|Pictured: NOT the human condition.|
Major sections of Judith were destroyed in a fire. It was first discovered as an appendage to Beowulf. This is particularly notable as the chief claim Judith has to literary quality is that it is NOT Beowulf. Beyond that, it is a cesspool of genre tripe modeling itself closely after that steaming pile of speculative...oh dear, I nearly forgot my impeccable British manners.
Though there is some academic contention as to whether Cynewulf wrote Judith or not, it is my personal opinion that some silly git liked Beowulf a little too much, tried to write a story "just like it."
Obviously what we are looking at is the first recorded example of fanfic.
Cynewulf or no, our author needs to learn a little something about how to portray character in literature. If writing wants to have any hope of being considered as high art, a character must be portrayed as a morally ambiguous agent.

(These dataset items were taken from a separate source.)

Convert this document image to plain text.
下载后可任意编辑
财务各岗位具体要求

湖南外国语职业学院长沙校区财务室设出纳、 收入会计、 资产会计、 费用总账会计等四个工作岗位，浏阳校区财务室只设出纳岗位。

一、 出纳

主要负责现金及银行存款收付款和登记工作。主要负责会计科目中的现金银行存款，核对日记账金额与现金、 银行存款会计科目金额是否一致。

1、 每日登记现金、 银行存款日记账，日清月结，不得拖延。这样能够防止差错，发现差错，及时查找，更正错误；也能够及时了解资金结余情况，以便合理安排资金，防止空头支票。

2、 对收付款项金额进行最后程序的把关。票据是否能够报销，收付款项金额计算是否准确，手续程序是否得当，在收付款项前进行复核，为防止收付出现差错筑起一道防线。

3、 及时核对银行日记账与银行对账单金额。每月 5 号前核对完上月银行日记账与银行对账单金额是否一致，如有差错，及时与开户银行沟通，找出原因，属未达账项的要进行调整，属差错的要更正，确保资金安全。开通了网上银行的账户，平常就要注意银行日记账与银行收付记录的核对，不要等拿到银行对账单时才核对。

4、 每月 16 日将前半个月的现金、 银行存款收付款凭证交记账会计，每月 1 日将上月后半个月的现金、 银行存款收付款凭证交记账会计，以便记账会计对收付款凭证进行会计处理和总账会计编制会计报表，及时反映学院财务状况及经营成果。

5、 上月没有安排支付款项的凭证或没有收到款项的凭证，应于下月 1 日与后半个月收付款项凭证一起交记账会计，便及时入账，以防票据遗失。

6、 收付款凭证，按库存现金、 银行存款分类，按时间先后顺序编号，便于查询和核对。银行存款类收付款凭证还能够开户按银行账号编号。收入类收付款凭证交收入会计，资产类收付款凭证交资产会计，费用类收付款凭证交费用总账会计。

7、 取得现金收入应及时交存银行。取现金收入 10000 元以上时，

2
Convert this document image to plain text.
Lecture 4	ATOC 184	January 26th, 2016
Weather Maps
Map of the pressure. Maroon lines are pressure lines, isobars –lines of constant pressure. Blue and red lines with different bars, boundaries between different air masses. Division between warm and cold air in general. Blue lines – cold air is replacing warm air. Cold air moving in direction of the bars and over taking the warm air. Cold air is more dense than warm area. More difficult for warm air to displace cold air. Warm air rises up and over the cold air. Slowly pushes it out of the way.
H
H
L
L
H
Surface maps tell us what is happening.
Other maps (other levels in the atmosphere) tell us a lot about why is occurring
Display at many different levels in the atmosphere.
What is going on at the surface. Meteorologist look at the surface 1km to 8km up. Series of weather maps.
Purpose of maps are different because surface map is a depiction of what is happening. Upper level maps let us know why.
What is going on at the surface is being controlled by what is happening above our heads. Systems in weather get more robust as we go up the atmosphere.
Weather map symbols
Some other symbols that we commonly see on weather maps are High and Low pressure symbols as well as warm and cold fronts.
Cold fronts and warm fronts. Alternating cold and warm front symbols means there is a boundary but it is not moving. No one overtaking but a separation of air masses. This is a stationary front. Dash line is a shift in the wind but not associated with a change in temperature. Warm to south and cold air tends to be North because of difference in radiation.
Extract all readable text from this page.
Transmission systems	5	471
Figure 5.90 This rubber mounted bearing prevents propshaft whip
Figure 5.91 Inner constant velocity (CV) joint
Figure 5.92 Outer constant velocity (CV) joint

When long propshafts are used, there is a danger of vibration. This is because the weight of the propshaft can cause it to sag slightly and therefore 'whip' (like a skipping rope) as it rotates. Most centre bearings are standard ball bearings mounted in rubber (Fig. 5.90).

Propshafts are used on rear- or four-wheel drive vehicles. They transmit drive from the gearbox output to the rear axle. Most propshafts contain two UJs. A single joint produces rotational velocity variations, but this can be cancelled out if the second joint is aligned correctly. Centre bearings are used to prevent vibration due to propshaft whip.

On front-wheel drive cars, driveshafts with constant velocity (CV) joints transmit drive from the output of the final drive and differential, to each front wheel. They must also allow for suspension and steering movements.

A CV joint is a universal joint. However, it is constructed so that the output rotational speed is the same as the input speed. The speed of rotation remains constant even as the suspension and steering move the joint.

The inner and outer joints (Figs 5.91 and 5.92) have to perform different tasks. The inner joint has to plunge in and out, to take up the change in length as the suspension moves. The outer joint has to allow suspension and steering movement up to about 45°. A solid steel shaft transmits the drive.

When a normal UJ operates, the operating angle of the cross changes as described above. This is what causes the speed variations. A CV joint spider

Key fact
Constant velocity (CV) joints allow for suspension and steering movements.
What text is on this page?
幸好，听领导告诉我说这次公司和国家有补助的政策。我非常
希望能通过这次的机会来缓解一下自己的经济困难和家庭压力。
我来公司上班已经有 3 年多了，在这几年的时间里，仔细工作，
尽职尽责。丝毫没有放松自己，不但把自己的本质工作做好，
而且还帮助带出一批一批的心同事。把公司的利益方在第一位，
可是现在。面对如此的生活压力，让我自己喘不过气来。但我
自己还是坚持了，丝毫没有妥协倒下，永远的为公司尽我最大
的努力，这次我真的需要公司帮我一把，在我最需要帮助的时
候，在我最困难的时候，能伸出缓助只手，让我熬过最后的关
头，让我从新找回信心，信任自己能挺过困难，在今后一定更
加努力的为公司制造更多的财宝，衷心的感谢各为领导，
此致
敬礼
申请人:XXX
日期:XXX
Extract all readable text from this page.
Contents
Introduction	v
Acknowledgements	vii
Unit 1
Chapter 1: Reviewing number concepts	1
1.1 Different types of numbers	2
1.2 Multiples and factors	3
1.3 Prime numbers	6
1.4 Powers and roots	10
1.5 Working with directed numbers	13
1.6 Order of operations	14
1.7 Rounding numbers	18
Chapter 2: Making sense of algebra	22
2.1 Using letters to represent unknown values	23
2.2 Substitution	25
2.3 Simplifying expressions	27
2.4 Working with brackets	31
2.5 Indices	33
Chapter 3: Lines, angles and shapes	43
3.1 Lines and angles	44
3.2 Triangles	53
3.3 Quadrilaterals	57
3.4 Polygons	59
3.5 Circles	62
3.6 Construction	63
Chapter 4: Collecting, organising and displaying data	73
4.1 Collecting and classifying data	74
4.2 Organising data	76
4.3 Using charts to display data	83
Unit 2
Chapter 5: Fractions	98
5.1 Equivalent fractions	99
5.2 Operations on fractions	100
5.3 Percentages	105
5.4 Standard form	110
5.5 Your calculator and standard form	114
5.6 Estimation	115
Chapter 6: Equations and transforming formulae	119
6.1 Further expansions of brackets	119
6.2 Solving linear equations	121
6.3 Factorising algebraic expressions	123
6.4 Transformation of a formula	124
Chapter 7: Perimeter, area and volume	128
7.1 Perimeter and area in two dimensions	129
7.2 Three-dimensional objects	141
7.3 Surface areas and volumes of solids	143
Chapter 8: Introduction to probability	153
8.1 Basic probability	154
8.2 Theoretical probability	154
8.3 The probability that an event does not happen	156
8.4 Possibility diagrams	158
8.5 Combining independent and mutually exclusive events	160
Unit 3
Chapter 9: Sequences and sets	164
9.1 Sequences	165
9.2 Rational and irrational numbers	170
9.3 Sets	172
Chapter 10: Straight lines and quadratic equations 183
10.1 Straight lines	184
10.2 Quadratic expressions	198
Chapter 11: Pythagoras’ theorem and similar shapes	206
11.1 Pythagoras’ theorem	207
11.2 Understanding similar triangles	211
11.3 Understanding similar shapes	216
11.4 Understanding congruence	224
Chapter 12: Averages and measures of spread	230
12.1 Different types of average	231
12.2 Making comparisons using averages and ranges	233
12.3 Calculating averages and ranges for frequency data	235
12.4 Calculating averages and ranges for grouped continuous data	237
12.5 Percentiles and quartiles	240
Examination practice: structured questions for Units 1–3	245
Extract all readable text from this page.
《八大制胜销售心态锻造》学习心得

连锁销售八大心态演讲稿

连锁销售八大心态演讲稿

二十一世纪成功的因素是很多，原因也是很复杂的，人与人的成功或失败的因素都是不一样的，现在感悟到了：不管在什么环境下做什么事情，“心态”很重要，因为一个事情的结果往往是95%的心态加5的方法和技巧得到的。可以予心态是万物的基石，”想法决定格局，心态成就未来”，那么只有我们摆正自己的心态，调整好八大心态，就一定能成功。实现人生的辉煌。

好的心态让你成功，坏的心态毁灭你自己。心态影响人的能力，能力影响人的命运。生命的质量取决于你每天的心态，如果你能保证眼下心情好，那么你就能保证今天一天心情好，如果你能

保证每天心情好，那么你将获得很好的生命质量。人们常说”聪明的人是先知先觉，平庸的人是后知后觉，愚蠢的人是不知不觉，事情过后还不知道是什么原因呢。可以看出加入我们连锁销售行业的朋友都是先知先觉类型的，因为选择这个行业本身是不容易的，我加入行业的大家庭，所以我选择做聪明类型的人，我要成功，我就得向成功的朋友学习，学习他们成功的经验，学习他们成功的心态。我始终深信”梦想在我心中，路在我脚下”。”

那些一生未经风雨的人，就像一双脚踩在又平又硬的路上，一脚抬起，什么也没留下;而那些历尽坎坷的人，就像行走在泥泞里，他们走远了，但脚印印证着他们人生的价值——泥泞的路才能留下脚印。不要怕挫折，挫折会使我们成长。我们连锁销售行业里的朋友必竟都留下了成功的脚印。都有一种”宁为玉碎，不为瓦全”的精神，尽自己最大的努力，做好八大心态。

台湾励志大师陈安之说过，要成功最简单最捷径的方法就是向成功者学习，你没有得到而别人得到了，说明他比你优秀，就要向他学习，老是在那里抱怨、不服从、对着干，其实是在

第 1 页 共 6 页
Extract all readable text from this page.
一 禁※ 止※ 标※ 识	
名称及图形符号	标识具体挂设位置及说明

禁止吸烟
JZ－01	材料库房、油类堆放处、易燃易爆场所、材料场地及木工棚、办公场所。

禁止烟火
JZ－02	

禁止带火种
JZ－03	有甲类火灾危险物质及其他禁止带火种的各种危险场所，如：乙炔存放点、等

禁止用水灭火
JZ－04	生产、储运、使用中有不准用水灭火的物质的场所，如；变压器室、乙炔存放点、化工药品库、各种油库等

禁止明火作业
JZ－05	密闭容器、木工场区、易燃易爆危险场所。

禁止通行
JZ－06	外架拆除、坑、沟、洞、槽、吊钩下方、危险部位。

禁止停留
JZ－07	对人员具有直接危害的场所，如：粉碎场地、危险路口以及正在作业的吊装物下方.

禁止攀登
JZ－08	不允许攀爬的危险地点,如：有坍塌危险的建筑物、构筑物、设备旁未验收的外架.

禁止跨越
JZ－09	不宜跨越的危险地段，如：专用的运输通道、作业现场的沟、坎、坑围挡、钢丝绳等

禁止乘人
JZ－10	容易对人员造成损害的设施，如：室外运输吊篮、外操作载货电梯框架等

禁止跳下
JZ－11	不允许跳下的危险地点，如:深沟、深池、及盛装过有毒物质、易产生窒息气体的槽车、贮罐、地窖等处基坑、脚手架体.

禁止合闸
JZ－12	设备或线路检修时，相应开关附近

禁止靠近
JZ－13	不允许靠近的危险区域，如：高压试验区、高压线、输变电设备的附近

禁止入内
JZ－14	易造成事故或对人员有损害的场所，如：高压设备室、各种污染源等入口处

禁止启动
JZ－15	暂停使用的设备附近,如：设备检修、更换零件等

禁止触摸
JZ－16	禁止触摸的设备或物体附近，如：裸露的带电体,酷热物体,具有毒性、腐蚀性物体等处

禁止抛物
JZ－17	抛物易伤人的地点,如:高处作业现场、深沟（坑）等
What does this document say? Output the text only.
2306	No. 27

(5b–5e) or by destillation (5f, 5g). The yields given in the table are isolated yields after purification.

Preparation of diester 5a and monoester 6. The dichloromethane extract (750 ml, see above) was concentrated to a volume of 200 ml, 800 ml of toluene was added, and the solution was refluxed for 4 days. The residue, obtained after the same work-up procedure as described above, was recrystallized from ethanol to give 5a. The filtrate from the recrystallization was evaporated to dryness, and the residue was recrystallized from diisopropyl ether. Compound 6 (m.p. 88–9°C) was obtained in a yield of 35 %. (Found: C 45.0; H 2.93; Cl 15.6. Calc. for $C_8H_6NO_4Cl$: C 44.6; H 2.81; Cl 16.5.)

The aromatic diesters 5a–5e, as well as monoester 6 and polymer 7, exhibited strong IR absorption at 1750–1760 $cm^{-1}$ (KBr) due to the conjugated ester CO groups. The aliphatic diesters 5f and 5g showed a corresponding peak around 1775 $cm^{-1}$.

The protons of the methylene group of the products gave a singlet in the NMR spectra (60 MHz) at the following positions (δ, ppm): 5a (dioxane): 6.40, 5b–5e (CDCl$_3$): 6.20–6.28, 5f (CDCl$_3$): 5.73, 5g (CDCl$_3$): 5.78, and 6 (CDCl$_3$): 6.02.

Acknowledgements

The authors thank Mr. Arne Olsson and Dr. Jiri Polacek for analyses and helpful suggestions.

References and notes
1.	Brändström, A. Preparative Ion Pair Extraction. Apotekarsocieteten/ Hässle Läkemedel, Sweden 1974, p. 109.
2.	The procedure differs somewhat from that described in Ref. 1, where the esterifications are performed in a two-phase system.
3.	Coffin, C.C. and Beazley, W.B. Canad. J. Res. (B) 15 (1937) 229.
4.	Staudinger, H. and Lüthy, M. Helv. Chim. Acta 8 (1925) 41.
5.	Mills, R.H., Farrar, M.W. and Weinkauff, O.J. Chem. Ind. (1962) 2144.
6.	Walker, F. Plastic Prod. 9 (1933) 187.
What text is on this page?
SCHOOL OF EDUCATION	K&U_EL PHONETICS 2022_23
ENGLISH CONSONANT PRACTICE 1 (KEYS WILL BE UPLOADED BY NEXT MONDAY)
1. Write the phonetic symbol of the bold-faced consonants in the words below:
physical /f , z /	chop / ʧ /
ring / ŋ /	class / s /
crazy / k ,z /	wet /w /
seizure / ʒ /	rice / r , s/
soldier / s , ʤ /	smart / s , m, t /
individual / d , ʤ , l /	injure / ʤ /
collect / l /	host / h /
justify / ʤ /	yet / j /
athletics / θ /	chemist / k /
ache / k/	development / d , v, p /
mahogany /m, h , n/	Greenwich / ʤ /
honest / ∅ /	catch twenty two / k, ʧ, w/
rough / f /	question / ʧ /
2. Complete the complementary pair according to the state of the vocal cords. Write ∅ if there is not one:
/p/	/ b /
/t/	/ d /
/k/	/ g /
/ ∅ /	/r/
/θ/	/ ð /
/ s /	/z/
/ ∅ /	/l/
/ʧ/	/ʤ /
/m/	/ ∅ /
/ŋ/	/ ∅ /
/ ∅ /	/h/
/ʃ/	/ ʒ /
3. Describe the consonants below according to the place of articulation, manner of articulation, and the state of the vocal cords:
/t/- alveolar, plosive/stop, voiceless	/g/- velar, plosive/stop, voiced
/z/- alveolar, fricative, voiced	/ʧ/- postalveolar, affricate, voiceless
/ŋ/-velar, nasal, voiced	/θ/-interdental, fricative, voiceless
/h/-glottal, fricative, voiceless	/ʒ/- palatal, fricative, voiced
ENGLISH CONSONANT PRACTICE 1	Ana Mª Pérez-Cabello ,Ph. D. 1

The human condition creates within each of us a duality. We are all a mixture of repugnant traits and admirable ones. In REAL literature, the author knows this, and doesn't fall into the trap of "good guys" and "bad guys." Such is the mark of hack writing with no literary value to speak of. All these virtues Judith has create an implausible protagonist as she goes to fight monsters. She even glows with saintly light as she strikes down evil. I mean come ON!
Where's the moral ambiguity that is required for high art?
Obviously Cynewulf needed to ditch the unrealistic monsters, focus on the human power struggle of the socio-political landscape, the struggle of duty vs. desire, and the confrontation of dark shadows regarding the ethical implications of killing another human being. If PTSD nightmares over the horror of taking a life had led Judith to self medicate with prescription drugs and junk food while slipping into a quagmire of increasingly unsafe sexual exploits (with other women, no less), this might have actually been a story worthy of literature.
As it is though, we're going to toss it on the pile with last month's Asimov Magazine and lament the cold reality that speculative fiction even exists, and that the canon is so rife with it.